Reducing Tobacco Use, Illness and Death

THE 2019 budget, viewed as comprehensive, visionary, targeted, and progressive, has strengthened the country’s systems aimed at reducing the negative health effects of tobacco abuse. With the new measures of taxation on tobacco, government clearly intends that cigarette smoking be discouraged, thereby decreasing illness, suffering, and death caused by one of the most dangerous substances on earth.

In his presentation of Budget 2019 under the theme, “Transforming the Economy, Empowering the People, Building Sustainable Communities for a Good Life,” Minister of Finance Winston Jordan announced a new tax regime for cigarettes. In addition to the existing VAT, an excise tax of $2,500 on each 1,000 cigarettes and customs duty of 100 per cent were introduced. While a minority will undoubtedly take issue with the provisions, government’s actions – aimed at protecting the population from preventable harm – are most welcome.

After years of equivocation due to lobbying by the tobacco industry, the United States Surgeon-General Dr. Luther Terry finally declared tobacco-smoking to be harmful. His declaration followed the landmark document, “Smoking and health: Report of the Advisory Committee to the Surgeon-General of the United States.” The report, published on January 11, 1964, put to rest the question of whether or not smoking is dangerous. This event laid the foundation for the international community to begin gathering data in earnest and taking concrete steps to curb the smoking epidemic.

It is now known that tobacco smoke, containing more than 50 cancer-causing chemicals, negatively affects almost every organ of the body. It harms mainly the lungs, heart, and liver and results in heart attacks, strokes, cancers of the lungs, mouth, throat, bladder, and pancreas; chronic obstructive pulmonary disease (COPD); emphysema, bronchitis, pneumonia, erectile dysfunction in men; miscarriages in women; premature birth and death.

The World Health Organisation (WHO) estimates that globally, tobacco use causes about six million deaths (10 per cent of all deaths), making it the single greatest cause of preventable illness and death. The WHO concludes that in the last century tobacco- smoking has killed 100 million people.
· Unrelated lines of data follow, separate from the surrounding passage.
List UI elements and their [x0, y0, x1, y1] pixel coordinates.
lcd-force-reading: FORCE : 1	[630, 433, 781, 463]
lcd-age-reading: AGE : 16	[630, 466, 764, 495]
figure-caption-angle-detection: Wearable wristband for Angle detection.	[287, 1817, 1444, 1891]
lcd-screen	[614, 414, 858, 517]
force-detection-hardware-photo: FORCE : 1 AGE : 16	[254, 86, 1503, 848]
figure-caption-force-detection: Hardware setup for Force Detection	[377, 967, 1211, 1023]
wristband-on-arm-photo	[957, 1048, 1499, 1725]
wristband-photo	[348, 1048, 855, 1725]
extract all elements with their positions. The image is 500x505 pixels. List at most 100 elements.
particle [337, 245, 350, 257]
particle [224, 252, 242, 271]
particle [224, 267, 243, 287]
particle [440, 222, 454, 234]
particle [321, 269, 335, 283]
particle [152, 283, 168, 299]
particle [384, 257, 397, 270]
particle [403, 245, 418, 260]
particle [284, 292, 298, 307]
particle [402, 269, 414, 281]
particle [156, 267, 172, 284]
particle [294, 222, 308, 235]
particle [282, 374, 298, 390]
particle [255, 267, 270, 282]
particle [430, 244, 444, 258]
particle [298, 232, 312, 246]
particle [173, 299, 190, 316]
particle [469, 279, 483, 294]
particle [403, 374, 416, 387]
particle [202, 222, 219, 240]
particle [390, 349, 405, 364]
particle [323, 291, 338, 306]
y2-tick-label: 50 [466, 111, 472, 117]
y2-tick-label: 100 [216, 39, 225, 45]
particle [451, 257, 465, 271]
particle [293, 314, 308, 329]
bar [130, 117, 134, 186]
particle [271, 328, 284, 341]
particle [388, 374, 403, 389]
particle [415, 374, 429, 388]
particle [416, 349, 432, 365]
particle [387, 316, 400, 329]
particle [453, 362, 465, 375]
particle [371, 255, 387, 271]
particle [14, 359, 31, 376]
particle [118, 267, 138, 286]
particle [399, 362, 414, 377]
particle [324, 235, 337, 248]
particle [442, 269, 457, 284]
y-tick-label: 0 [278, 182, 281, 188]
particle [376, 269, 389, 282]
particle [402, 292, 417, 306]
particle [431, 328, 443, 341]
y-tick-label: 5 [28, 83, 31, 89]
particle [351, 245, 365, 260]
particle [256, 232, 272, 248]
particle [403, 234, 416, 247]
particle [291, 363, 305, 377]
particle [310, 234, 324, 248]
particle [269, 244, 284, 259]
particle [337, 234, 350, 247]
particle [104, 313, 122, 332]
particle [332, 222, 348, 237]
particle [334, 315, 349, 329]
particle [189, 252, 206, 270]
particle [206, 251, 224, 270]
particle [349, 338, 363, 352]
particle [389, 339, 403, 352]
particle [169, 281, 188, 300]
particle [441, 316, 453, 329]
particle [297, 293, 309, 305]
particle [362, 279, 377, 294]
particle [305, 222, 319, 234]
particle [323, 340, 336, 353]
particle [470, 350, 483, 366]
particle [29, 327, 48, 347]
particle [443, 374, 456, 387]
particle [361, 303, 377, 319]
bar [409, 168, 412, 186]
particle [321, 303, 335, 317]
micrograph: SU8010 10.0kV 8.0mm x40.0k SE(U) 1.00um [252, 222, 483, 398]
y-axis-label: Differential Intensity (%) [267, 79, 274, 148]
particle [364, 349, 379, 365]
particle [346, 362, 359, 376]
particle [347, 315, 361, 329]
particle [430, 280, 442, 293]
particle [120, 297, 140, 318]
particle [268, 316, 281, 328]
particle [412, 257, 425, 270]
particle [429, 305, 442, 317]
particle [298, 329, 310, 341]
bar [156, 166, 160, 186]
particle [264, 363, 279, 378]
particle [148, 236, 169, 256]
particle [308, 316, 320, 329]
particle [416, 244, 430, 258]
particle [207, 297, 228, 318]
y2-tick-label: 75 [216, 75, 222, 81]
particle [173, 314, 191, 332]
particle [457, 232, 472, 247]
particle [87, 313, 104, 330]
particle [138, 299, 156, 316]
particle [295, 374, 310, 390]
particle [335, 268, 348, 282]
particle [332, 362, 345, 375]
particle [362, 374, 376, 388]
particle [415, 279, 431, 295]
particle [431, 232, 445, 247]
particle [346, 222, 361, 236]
The New England Journal of Medicine has calculated that, “If current smoking patterns persist, tobacco will kill about 1 billion people in the 21st century, half of them before the age of 70.”

The health effects of smoking have multiple impacts on families, communities and national economies. The breadwinner of a home, having become ill through smoking, may be unable to work, and may die, placing unnecessary financial and emotional burdens on families. Second-hand smoke may also impact the health of non-smokers in the household, particularly children.

Economic productivity is impacted, since the financial burden of caring for persons made ill by smoking costs countries billions of dollars annually. The WHO says that smoking reduces life expectancy (and economic productivity) by 10 to 17.9 years. Evidently, there is simply no upside to smoking. Guyana’s government, through its continuing efforts to discourage smoking, is therefore only doing its job of taking care of the individual interests of citizens by working to combat a major national problem.

Guyana, in 2005, subscribed to the Framework Convention on Tobacco Control (FCTC), an international convention spearheaded by the WHO. The FCTC articulates a framework for global efforts to combat tobacco use. The implementation of the Guyana Tobacco Control Act in August 2017 was another milestone.

The Act, being implemented in a phased manner, provides for a ban on smoking in indoor public spaces, including workplaces, restaurants, and public transportation. Additionally, some outdoor public spaces are also protected, those include school compounds, and health facilities. Violation of the provision carries a fine of $10,000 for a first offence and higher fines for repeat offences.

The Act went further: it mandated that product packages must warn of the dangers of smoking by featuring images of the effects of tobacco on the body, prohibition of the sale of cigarettes to minors, and prohibition of cigarette-advertising, among other provisions.
Considering that according to national statistics, 57 per cent of Guyanese suffer from a non-communicable disease, many of them caused by tobacco use, and that 70 per cent of local deaths are caused by heart disease, cancers, hypertension, lung disease, or diabetes – all of which may be caused by exposure to tobacco smoke – any and all measures which government takes to reduce the use of tobacco, including increasing taxes, are much desired.